I wasn’t exactly in Tahiti — I was on an atoll called Manihi, a palm-fringed coffee ring that rises up into the Pacific a few hundred miles north of Tahiti. It is surrounded by scores of other idyllic, palm-fringed coffee rings, which together form the Tuamotu archipelago, one of the most isolated places on earth, and pretty much the last such idyllic spot to be settled by us humans. There isn’t any stuff from the Tuamotu Islands on display in the new Enlightenment Gallery that has just opened at the British Museum, but there are things from other Polynesian islands, discovered by Captain Cook in the 1770s on his great mapping tours of the South Pacific. Carvings. Totems. Shells. Wonders.
The Polynesians arrived in Manihi about 15,000 years ago. They developed a particularly un-neurotic culture there, and to remind us of it, my hotel on Manihi put on a half-hour show of Polynesian song and dance to usher in the new year. The men grunted in unison and struck excellently aggressive poses while displaying their full-body tattoos. The women broke international records for hip undulation and made it immediately obvious why their scantily fronded beauty has inspired so many international rumours of Polynesian sexual bountifulness. After the dancing, we had champagne. Everyone wished everyone else a fab new year. We kissed. And all we visiting Europeans and Japanese went to bed delighted and perfectly primed for the spectacular red sunrise that we hoped would instigate our own new dawns.

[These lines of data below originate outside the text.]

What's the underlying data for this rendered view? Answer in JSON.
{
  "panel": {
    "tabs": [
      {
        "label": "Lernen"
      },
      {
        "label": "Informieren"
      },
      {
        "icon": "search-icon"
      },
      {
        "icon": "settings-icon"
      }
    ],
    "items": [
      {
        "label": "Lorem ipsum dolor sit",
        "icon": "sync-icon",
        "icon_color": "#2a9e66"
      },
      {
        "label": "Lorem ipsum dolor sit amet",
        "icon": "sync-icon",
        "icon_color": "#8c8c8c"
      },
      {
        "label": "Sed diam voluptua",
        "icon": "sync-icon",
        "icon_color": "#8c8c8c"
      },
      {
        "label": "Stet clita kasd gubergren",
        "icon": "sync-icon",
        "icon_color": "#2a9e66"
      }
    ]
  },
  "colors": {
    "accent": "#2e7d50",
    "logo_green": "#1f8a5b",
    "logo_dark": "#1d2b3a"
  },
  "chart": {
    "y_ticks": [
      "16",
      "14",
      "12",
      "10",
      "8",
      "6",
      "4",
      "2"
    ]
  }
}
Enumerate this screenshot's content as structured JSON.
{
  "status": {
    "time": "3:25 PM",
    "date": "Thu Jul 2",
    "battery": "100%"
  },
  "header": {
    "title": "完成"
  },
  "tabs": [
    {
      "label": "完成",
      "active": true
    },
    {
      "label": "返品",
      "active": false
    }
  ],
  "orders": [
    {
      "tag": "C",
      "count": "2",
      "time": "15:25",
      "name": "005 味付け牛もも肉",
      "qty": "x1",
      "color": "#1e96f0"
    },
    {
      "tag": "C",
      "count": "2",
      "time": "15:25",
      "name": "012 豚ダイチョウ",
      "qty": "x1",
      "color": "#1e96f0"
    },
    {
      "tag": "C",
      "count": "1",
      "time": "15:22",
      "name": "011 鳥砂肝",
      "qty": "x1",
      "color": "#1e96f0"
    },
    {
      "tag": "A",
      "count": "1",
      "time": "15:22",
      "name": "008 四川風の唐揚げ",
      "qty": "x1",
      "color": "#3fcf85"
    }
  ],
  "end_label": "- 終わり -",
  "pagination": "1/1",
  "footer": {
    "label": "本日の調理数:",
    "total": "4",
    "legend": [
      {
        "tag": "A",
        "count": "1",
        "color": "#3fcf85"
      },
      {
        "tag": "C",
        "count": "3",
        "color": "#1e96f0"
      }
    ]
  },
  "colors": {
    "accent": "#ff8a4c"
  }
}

It never happened. At about 2am, I was dragged cruelly from my slumbers by a horrible noise. Thump, thump, thump, it went, faster than my heartbeat. Oof, oof, oof. On and on it continued, for ever and ever, the unmistakable identikit bass line of one of the summer’s big bitch raps. In Britain, I had turned off Top of the Pops when these same 240bpm of relentless nocturnal torture came on. Here, there was no switch.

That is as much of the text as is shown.